Jack heard something thumping against the inner walls and faint cries for help. Oz pointed to the padlock on the door and one of the roustabouts unlocked it.
As the door swung open, Jack slid his pistol behind his thigh. An idea of how to make this a smooth extraction was forming, but it might not work with artillery on display.
The cries and pounding ceased. For a moment nothing happened; then a sandy-haired man poked his head out. He looked pale, haggard, uncertain, but Jack recognized him as Douglas Gleason from the photo Nadia had shown him. Then Nadia appeared beside him.
All right, Jack thought. All right. Now to get them out of here.
"Good evening, Dr. Radzminsky," he said.
Her head pivoted toward him and her eyes widened in recognition and relief.
"Jack!" she cried, her voice harsh and ragged from shouting for who knew how long. "Oh, Jack, it's you!"
"Jack? Who's Jack?" Gleason was saying, but Nadia shushed him.
"It's all right. He's a friend. Jack, how did you get here? How did you manage—?"
"Long story. Suffice for now that Monnet and his partners arranged for Mr.
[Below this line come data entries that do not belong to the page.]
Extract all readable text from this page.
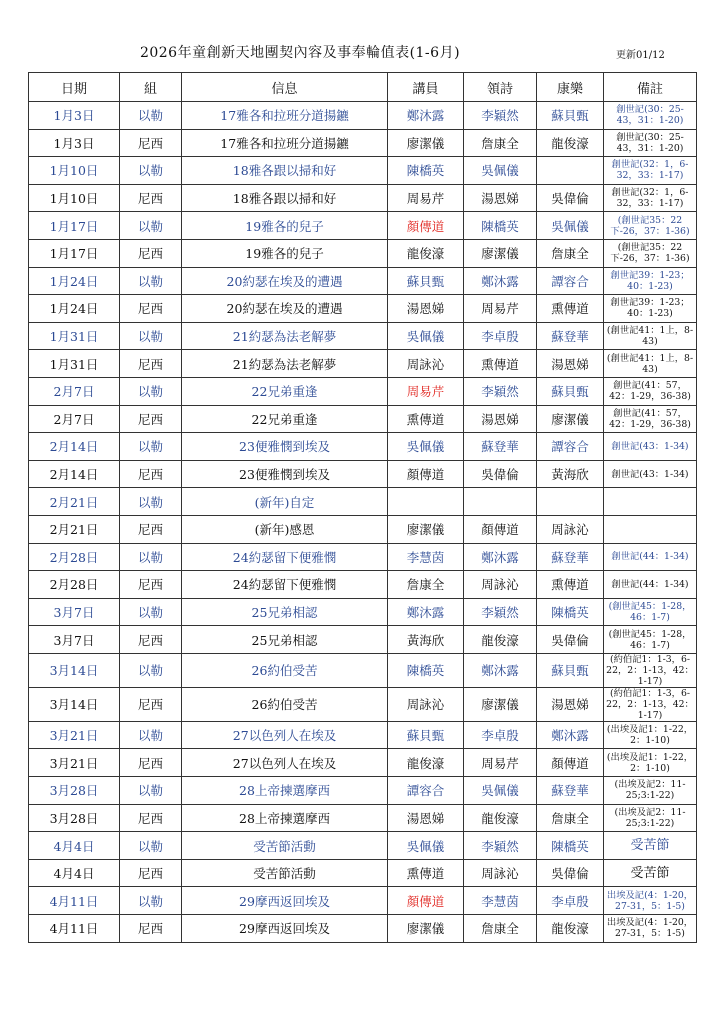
2026年童創新天地團契內容及事奉輪值表(1-6月)	更新01/12
日期	組	信息	講員	領詩	康樂	備註
1月3日	以勒	17雅各和拉班分道揚鑣	鄭沐露	李穎然	蘇貝甄	創世記(30：25-43，31：1-20)
1月3日	尼西	17雅各和拉班分道揚鑣	廖潔儀	詹康全	龍俊濠	創世記(30：25-43，31：1-20)
1月10日	以勒	18雅各跟以掃和好	陳橋英	吳佩儀		創世記(32：1，6-32，33：1-17)
1月10日	尼西	18雅各跟以掃和好	周易芹	湯恩娣	吳偉倫	創世記(32：1，6-32，33：1-17)
1月17日	以勒	19雅各的兒子	顏傳道	陳橋英	吳佩儀	(創世記35：22下-26，37：1-36)
1月17日	尼西	19雅各的兒子	龍俊濠	廖潔儀	詹康全	(創世記35：22下-26，37：1-36)
1月24日	以勒	20約瑟在埃及的遭遇	蘇貝甄	鄭沐露	譚容合	創世記39：1-23；40：1-23)
1月24日	尼西	20約瑟在埃及的遭遇	湯恩娣	周易芹	熏傳道	創世記39：1-23；40：1-23)
1月31日	以勒	21約瑟為法老解夢	吳佩儀	李卓殷	蘇登華	(創世記41：1上，8-43)
1月31日	尼西	21約瑟為法老解夢	周詠沁	熏傳道	湯恩娣	(創世記41：1上，8-43)
2月7日	以勒	22兄弟重逢	周易芹	李穎然	蘇貝甄	創世記(41：57，42：1-29，36-38)
2月7日	尼西	22兄弟重逢	熏傳道	湯恩娣	廖潔儀	創世記(41：57，42：1-29，36-38)
2月14日	以勒	23便雅憫到埃及	吳佩儀	蘇登華	譚容合	創世記(43：1-34)
2月14日	尼西	23便雅憫到埃及	顏傳道	吳偉倫	黃海欣	創世記(43：1-34)
2月21日	以勒	(新年)自定				
2月21日	尼西	(新年)感恩	廖潔儀	顏傳道	周詠沁	
2月28日	以勒	24約瑟留下便雅憫	李慧茵	鄭沐露	蘇登華	創世記(44：1-34)
2月28日	尼西	24約瑟留下便雅憫	詹康全	周詠沁	熏傳道	創世記(44：1-34)
3月7日	以勒	25兄弟相認	鄭沐露	李穎然	陳橋英	(創世記45：1-28，46：1-7)
3月7日	尼西	25兄弟相認	黃海欣	龍俊濠	吳偉倫	(創世記45：1-28，46：1-7)
3月14日	以勒	26約伯受苦	陳橋英	鄭沐露	蘇貝甄	(約伯記1：1-3，6-22，2：1-13，42：1-17)
3月14日	尼西	26約伯受苦	周詠沁	廖潔儀	湯恩娣	(約伯記1：1-3，6-22，2：1-13，42：1-17)
3月21日	以勒	27以色列人在埃及	蘇貝甄	李卓殷	鄭沐露	(出埃及記1：1-22，2：1-10)
3月21日	尼西	27以色列人在埃及	龍俊濠	周易芹	顏傳道	(出埃及記1：1-22，2：1-10)
3月28日	以勒	28上帝揀選摩西	譚容合	吳佩儀	蘇登華	(出埃及記2：11-25;3:1-22)
3月28日	尼西	28上帝揀選摩西	湯恩娣	龍俊濠	詹康全	(出埃及記2：11-25;3:1-22)
4月4日	以勒	受苦節活動	吳佩儀	李穎然	陳橋英	受苦節
4月4日	尼西	受苦節活動	熏傳道	周詠沁	吳偉倫	受苦節
4月11日	以勒	29摩西返回埃及	顏傳道	李慧茵	李卓殷	出埃及記(4：1-20，27-31，5：1-5)
4月11日	尼西	29摩西返回埃及	廖潔儀	詹康全	龍俊濠	出埃及記(4：1-20，27-31，5：1-5)
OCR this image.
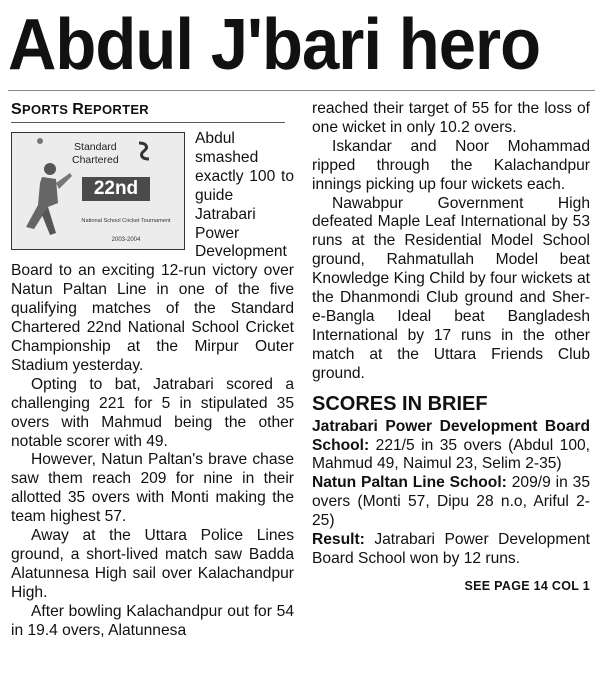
Abdul J'bari hero
SPORTS REPORTER
Standard
Chartered
22nd
National School Cricket Tournament
2003-2004

Abdul smashed exactly 100 to guide Jatrabari Power Development Board to an exciting 12-run victory over Natun Paltan Line in one of the five qualifying matches of the Standard Chartered 22nd National School Cricket Championship at the Mirpur Outer Stadium yesterday.

Opting to bat, Jatrabari scored a challenging 221 for 5 in stipulated 35 overs with Mahmud being the other notable scorer with 49.

However, Natun Paltan's brave chase saw them reach 209 for nine in their allotted 35 overs with Monti making the team highest 57.

Away at the Uttara Police Lines ground, a short-lived match saw Badda Alatunnesa High sail over Kalachandpur High.

After bowling Kalachandpur out for 54 in 19.4 overs, Alatunnesa

reached their target of 55 for the loss of one wicket in only 10.2 overs.

Iskandar and Noor Mohammad ripped through the Kalachandpur innings picking up four wickets each.

Nawabpur Government High defeated Maple Leaf International by 53 runs at the Residential Model School ground, Rahmatullah Model beat Knowledge King Child by four wickets at the Dhanmondi Club ground and Sher-e-Bangla Ideal beat Bangladesh International by 17 runs in the other match at the Uttara Friends Club ground.

SCORES IN BRIEF

Jatrabari Power Development Board School: 221/5 in 35 overs (Abdul 100, Mahmud 49, Naimul 23, Selim 2-35)

Natun Paltan Line School: 209/9 in 35 overs (Monti 57, Dipu 28 n.o, Ariful 2-25)

Result: Jatrabari Power Development Board School won by 12 runs.

SEE PAGE 14 COL 1
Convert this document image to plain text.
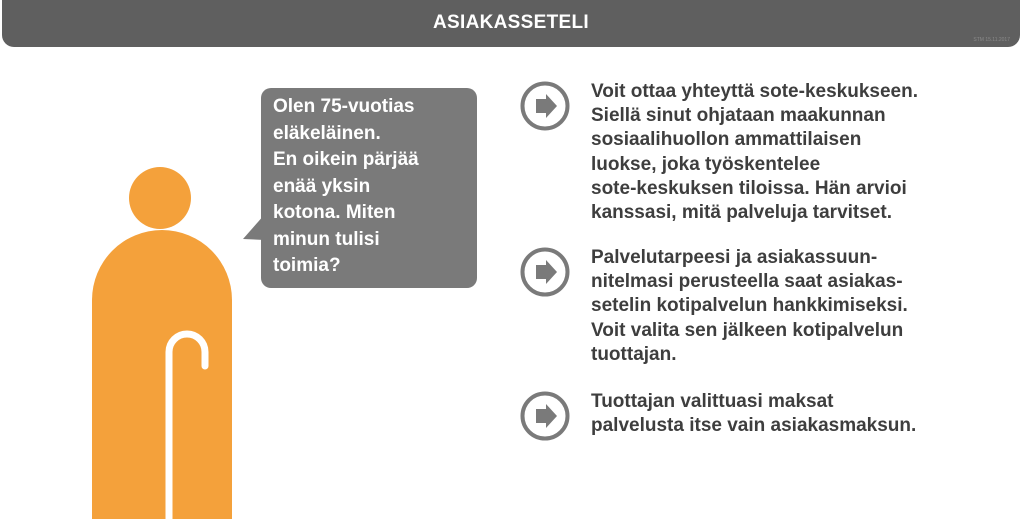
ASIAKASSETELI
STM 15.11.2017
Olen 75-vuotias
eläkeläinen.
En oikein pärjää
enää yksin
kotona. Miten
minun tulisi
toimia?
Voit ottaa yhteyttä sote-keskukseen.
Siellä sinut ohjataan maakunnan
sosiaalihuollon ammattilaisen
luokse, joka työskentelee
sote-keskuksen tiloissa. Hän arvioi
kanssasi, mitä palveluja tarvitset.
Palvelutarpeesi ja asiakassuun-
nitelmasi perusteella saat asiakas-
setelin kotipalvelun hankkimiseksi.
Voit valita sen jälkeen kotipalvelun
tuottajan.
Tuottajan valittuasi maksat
palvelusta itse vain asiakasmaksun.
Prather here to kill you and your fiance."
"Oh, no!" she said with more despair than shock.
"Knew it!" Gleason said. "Had to be him!"
"But why?"
"He and Dragovic were making Berzerk, and you knew it. But Mr. Prather is not a murderer," Jack said, nodding toward Oz, whose eyes widened in surprise. "So he merely kept you out of sight and out of harm's way until he could find a solution for your, um, predicament."